Israel has warned 1.1 million people in Hamas-controlled Gaza to move south, and has called up 300,000 reservists ahead of a potential ground invasion. The Israel Defense Forces have also sent more troops to the country’s northern border with Lebanon to counter any potential attack by militants of Hezbollah, another group Iran has backed.
“Difficult to assess how an escalation will unfold. I think that what’s really driving the fears is a direct conflict with Iran, and [those fears] seem to grow by the day,” Moya said.
Brent is on course to finish the week 1.7% higher, a notable turnaround after it fell 11.3% last week, logging its biggest weekly drop since March.
Price rises this week put Brent back on course to top $90 a barrel, a level it last breached in early September following months of strengthening mainly on the back of production cuts by Saudi Arabia and Russia.

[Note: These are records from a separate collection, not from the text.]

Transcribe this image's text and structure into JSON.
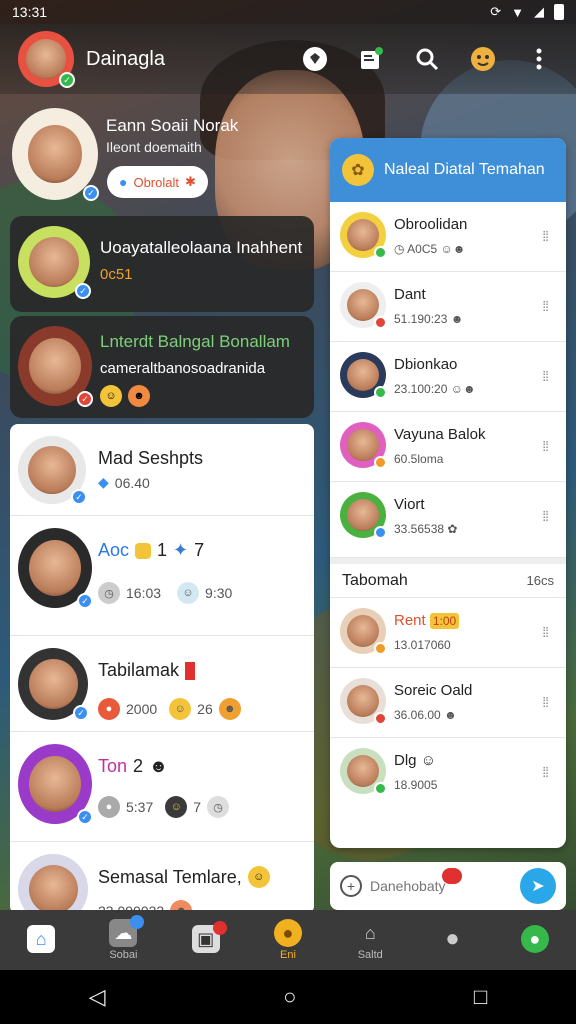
{
  "status_bar": {
    "time": "13:31"
  },
  "app_bar": {
    "title": "Dainagla"
  },
  "profile": {
    "name": "Eann Soaii Norak",
    "status": "Ileont doemaith",
    "action_label": "Obrolalt"
  },
  "featured": [
    {
      "title": "Uoayatalleolaana Inahhent",
      "subtitle": "0c51"
    },
    {
      "title": "Lnterdt Balngal Bonallam",
      "subtitle": "cameraltbanosoadranida"
    }
  ],
  "left_chats": [
    {
      "name": "Mad Seshpts",
      "meta": "06.40"
    },
    {
      "name": "Aoc",
      "meta_a": "1",
      "meta_b": "7",
      "line2a": "16:03",
      "line2b": "9:30"
    },
    {
      "name": "Tabilamak",
      "meta_a": "2000",
      "meta_b": "26"
    },
    {
      "name": "Ton",
      "meta_a": "2",
      "line2a": "5:37",
      "line2b": "7"
    },
    {
      "name": "Semasal Temlare,",
      "meta": "23.090033"
    }
  ],
  "right_panel": {
    "title": "Naleal Diatal Temahan",
    "chats": [
      {
        "name": "Obroolidan",
        "meta": "A0C5"
      },
      {
        "name": "Dant",
        "meta": "51.190:23"
      },
      {
        "name": "Dbionkao",
        "meta": "23.100:20"
      },
      {
        "name": "Vayuna Balok",
        "meta": "60.5loma"
      },
      {
        "name": "Viort",
        "meta": "33.56538"
      }
    ],
    "section": {
      "title": "Tabomah",
      "time": "16cs"
    },
    "section_chats": [
      {
        "name": "Rent",
        "tag": "1:00",
        "meta": "13.017060"
      },
      {
        "name": "Soreic Oald",
        "meta": "36.06.00"
      },
      {
        "name": "Dlg",
        "meta": "18.9005"
      }
    ]
  },
  "compose": {
    "placeholder": "Danehobaty"
  },
  "bottom_nav": [
    {
      "label": "",
      "icon": "home-icon"
    },
    {
      "label": "Sobai",
      "icon": "chat-bubble-icon"
    },
    {
      "label": "",
      "icon": "media-icon"
    },
    {
      "label": "Eni",
      "icon": "coin-icon"
    },
    {
      "label": "Saltd",
      "icon": "building-icon"
    },
    {
      "label": "",
      "icon": "person-icon"
    },
    {
      "label": "",
      "icon": "green-chat-icon"
    }
  ],
  "colors": {
    "accent_blue": "#3f8fd8",
    "send_blue": "#2aa7e8",
    "orange": "#f0a030",
    "red": "#e03030"
  }
}
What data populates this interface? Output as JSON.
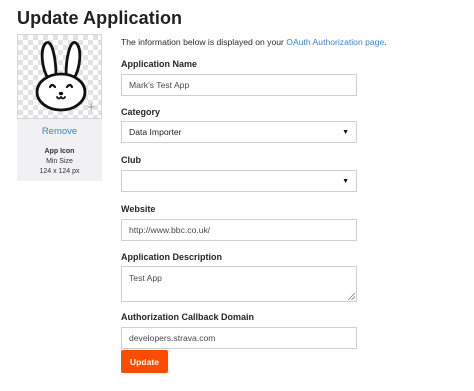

“Geopolitical situations such as these can change direction at short notice and have the ability to rattle markets and energy prices in a big way. Investors are wary of the unknown,” Sophie Lund-Yates, lead equity analyst at Hargreaves Lansdown, wrote in a note Friday.
New US measures, unveiled Thursday, aimed at making it harder for Russia to skirt a cap on the price of its oil set by the Group of Seven nations may also be driving oil prices higher as the effort could reduce supply.